Data sets are labelled with the concatenation of these three pieces of information (e.g. GSE94486.ARR1.Col-0_seedling_3d-6BA-4h).
Methods
Human Data sets sources
GEO & ArrayExpress
Public ChIP-seq data sets were extracted from Gene Expression Omnibus (GEO) and ArrayExpress (AE) databases. For GEO, the query '('chip seq' OR 'chipseq' OR 'chip sequencing') AND 'Genome binding/occupancy profiling by high throughput sequencing' AND 'homo sapiens'[organism] AND NOT 'ENCODE'[project]' was used to return a list of all potential data sets to analyse, which were then manually assessed for further analyses. Data sets involving polymerases (i.e. Pol2 and Pol3), and some mutated or fused TFs (e.g. KAP1 N/C terminal mutation, GSE27929) were exckuded.
ENCODE Human, Mouse, Drosophila
Available ENCODE ChIP-seq data sets for transcriptional regulators from www.encodeproject.org portal were processed with the our uniform workflow. We retrieved the list of ENCODE data as FASTQ files from the ENCODE portal (https://www.encodeproject.org/) using the following filters: Assay: "ChIP-seq", Organism: "Homo sapiens", Target of assay: "transcription factor", Available data: "fastq" on 2016 June 21st. Metadata information in JSON format and FASTQ files were retrieved using the Python requests module.
Human, Mouse, Drosophila ChIP-seq processing
Both Public and ENCODE data were processed similarly. Bowtie 2 (PMC3322381) (version 2.2.9) with options -end-to-end -sensitive was used to align all reads on the human genome (GRCh38/hg38 assembly). Biological and technical replicates for each unique combination of GSE/TF/Cell type or Biological condition were used for peak calling. TFBS were identified using MACS2 peak-calling tool (PMC3120977) (version 2.1.1.2) in order to follow ENCODE ChIP-seq guidelines, with stringent thresholds (MACS2 default thresholds, p-value: 1e-5). An input data set was used when available.
Arabidopsis Data sets sources
After consistent peak calling across datasets, we identified 1.9 million peaks bound by transcriptionnal regulators from ChIP-seq data and 0.8 million from DAP-seq data (GSE60141), giving a regulatory atlas of 2.6 million peaks. These numbers may include overlapping sites for identical TR targets which were studied in various conditions. To address this we merged overlapping TRs binding regions for similar TRs obtaining a catalogue of 1.8 million non-redundant binding sites.
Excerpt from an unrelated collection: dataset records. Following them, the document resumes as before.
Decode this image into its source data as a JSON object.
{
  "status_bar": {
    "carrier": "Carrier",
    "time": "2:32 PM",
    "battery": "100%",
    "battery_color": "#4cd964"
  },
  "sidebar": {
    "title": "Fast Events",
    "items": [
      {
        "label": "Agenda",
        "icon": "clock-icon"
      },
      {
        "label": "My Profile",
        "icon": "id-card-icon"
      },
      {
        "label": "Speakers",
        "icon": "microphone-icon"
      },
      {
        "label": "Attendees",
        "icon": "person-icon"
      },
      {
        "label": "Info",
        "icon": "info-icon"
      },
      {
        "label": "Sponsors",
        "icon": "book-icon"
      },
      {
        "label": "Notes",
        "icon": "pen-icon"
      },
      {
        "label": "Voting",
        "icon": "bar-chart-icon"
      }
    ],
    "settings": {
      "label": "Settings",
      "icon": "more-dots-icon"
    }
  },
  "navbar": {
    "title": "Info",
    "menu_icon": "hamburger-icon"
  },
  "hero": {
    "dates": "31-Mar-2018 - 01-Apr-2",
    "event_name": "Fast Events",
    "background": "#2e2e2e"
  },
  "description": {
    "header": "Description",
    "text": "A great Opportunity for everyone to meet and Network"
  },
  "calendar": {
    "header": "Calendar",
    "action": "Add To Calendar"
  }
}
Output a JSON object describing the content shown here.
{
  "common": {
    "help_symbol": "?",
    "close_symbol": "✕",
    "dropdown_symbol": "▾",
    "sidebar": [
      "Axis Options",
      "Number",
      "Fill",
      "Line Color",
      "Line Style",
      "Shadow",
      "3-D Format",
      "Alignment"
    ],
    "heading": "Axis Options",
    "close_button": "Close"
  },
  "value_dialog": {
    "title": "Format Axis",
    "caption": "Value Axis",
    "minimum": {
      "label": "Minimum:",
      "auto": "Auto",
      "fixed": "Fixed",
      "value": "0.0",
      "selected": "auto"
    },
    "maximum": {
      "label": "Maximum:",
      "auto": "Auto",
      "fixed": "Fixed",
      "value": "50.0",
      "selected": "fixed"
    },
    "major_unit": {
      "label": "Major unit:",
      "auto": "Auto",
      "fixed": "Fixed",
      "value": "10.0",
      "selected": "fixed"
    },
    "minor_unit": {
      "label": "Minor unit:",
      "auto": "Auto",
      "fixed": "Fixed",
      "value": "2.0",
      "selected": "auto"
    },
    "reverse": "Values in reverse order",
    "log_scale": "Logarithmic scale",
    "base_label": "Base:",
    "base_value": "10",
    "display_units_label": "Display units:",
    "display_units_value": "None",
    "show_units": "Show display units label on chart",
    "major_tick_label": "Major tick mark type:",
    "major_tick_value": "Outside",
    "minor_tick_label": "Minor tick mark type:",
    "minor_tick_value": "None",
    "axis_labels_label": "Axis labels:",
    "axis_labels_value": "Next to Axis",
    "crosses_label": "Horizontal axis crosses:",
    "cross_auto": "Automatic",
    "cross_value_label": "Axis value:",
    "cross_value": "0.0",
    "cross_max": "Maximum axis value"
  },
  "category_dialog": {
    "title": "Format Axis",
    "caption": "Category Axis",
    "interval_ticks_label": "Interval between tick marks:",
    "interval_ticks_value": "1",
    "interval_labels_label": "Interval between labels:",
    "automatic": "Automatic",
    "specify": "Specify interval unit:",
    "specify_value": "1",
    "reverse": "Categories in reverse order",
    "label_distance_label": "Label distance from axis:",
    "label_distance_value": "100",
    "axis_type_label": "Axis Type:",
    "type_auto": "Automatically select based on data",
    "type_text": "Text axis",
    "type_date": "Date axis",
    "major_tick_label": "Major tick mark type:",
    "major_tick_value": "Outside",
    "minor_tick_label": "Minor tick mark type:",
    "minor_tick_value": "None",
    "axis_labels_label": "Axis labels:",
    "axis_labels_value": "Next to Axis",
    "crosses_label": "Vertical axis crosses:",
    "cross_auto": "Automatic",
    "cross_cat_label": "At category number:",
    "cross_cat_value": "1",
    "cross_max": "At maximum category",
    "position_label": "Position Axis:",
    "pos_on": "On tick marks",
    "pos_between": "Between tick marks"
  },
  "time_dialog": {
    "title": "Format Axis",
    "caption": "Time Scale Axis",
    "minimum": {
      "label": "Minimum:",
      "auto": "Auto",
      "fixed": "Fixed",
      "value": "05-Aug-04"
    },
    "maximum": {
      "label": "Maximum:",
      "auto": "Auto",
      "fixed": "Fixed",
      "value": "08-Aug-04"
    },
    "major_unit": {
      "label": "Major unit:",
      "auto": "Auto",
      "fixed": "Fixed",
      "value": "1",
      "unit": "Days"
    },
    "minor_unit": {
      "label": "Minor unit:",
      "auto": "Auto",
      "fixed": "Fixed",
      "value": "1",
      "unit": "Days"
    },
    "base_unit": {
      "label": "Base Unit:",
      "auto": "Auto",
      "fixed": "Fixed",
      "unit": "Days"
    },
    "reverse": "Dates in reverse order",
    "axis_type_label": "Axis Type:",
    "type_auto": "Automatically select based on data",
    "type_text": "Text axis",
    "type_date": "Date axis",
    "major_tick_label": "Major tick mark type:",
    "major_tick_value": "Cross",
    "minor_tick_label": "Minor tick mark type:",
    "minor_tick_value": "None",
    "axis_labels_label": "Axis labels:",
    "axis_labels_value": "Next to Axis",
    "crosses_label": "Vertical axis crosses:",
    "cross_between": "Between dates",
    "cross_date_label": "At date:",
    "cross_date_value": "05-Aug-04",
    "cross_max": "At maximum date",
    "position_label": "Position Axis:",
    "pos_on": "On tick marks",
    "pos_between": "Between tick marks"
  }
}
Finally we also applied our pipeline to all available histone ChIP-seq data and identifed 4.5 million broad and gapped peaks.
Arabidopsis ChIP-seq processing
Both ChIP-seq and DAP-seq data were processed similarly. Bowtie 2 (PMC3322381) (version 2.2.9) with options -end-to-end -sensitive was used to align all reads on the human genome (GRCh38/hg38 assembly). Biological and technical replicates for each unique combination of GSE/TF/Cell type or Biological condition were used for peak calling. TFBS were identified using MACS2 peak-calling tool (PMC3120977) (version 2.1.1.2) in order to follow ENCODE ChIP-seq guidelines, with stringent thresholds (MACS2 default thresholds, p-value: 1e-5). An input data set was used when available.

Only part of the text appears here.